„The labour reform will cost me a general strike” – said Mariano Rajoy, the Spanish prime minister, to the Finnish prime minister at the EU summit held on 30. January. He did not know that the microphone remained turned on…
Indeed, the first weeks of the new Spanish government have not been easy. Not that anybody had said they would be. But worse and worse data have been published during these weeks. Instead of the planned 6% of GDP, it turns out that a public deficit of around 8% is to be expected for 2011. The unemployment rate has reached an extreme of 22. 8%. Spanish analysts and the IMF expect a new recession, a 1.7% decline in GDP this year and 0.3% in the next. Pushed by these domestic facts and by outside pressure, the new government has thus far made three important decisions.
First
a new austerity package has been announced. The amount to be saved for the budget deficit is 8.9 billion euros. The measures include income and property tax increases, a one-year freeze in public sector salaries, a freeze on the minimum wage of 641.4 euros per month and cuts in subsidies to trade unions and political parties. The working week for civil servants will be extended from 35 to 37.5 hours and the budget of all ministries will be cut.
Second, a major financial reform has been launched. Because of the burst of the real estate bubble, banks have been burdened with bad loans and this – despite efforts so far – still undermines the creditworthiness of the financial system. Spanish banks own 323 billion euros in real estate loans and foreclosed assets, of which 175 billion euros is classified as either non-performing, or near non-performing.
The reform will require banks to make provisions, altogether a sum of around 50 billion euros, which will raise the share of potential losses covered by provisions to 80 percent in the case of land, from the current level of 31 percent. For real estate developments, the coverage ratio will increase to 65% from 27%. This amount of provisions can be compared to the 66 billion euros that banks gathered between 2008-2011. Banks will have to fulfil the new rules by the end of the year. Banks that pursue mergers will have two years. (In this way the reform promotes additional mergers in a long series of mergers that already took place among the savings banks to a large extent last year. See one previous post of mine: „The last weeks of the Spanish government”, 27. October 2011.

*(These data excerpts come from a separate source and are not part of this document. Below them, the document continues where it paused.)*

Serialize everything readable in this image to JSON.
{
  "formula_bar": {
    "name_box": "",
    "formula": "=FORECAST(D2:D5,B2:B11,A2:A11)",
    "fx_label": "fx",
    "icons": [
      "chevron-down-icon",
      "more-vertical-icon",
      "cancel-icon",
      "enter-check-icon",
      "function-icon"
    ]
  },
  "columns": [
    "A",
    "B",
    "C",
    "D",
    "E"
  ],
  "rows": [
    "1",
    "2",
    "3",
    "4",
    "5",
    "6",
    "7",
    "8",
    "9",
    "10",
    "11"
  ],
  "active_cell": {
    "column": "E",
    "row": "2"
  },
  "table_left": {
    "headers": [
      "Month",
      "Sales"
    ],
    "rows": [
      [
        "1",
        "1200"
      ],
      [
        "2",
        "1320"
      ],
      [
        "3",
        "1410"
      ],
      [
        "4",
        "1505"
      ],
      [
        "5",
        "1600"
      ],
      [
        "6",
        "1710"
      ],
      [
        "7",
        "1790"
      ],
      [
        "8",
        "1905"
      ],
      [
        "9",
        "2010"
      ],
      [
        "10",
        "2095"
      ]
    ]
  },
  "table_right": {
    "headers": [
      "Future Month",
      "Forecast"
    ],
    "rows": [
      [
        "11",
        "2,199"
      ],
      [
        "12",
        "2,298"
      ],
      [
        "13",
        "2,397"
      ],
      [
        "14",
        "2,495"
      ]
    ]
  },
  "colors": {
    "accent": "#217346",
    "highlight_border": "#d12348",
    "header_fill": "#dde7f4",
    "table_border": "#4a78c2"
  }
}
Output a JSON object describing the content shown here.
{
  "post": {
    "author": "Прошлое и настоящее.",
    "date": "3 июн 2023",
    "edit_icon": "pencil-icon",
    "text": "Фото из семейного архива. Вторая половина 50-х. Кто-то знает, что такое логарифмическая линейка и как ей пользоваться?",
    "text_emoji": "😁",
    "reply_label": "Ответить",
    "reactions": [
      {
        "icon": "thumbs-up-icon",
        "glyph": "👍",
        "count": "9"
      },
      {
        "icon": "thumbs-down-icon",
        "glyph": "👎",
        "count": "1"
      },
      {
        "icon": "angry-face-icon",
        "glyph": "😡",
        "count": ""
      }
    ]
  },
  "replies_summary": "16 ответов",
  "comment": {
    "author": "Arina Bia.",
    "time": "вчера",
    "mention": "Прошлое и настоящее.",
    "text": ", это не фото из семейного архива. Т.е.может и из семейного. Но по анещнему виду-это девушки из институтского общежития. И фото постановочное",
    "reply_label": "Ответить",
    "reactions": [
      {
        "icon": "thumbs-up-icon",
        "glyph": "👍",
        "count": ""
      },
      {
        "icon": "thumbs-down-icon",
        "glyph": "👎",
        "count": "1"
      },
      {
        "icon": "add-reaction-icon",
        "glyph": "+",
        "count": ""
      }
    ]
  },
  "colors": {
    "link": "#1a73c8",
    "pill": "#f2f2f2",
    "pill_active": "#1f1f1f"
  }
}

http://www.vki.hu/sn_eng/sn-eng-38.pdf) Banks unable to fulfil the requirements can borrow from the Fund for Orderly Bank Restructuring (FROB) whose equity will be increased from 9 to 15 billion euros.
The third decision was to implement the labour reform. “Oh, again? How boring” - we might say, since it is the eighth try since 1980 to do something about the peculiar Spanish labour market. But this time it goes somewhat further than usual. The maximum severance payment employees can receive was cut to 33 days salary per year of service, down from 45. Companies in difficulty will also be able to opt out of collective bargaining agreements reached with the trade unions and have greater flexibility to adjust working conditions depending on how the economy and the company are doing. This reform makes layoffs easier, but it still does not change the dual structure of the Spanish labour market. Temporary contracts (introduced in 1984 and used in high proportion) continue to exist. It is primarily the continued existence of both indefinite and fixed contracts (duality) that is responsible for the extremely high unemployment rate. In the cases of recession, firms dismiss workers with fixed contracts in great quantity.
This labour reform of course was not greeted warmly by the trade unions and indeed, a general strike is being planned. But the new government – elected with absolute majority – should manage to survive. Otherwise there will be no structural renewal in the Spanish economy. And even then, the big question remains: how and on what foundation the economy will grow in the medium- to long-term?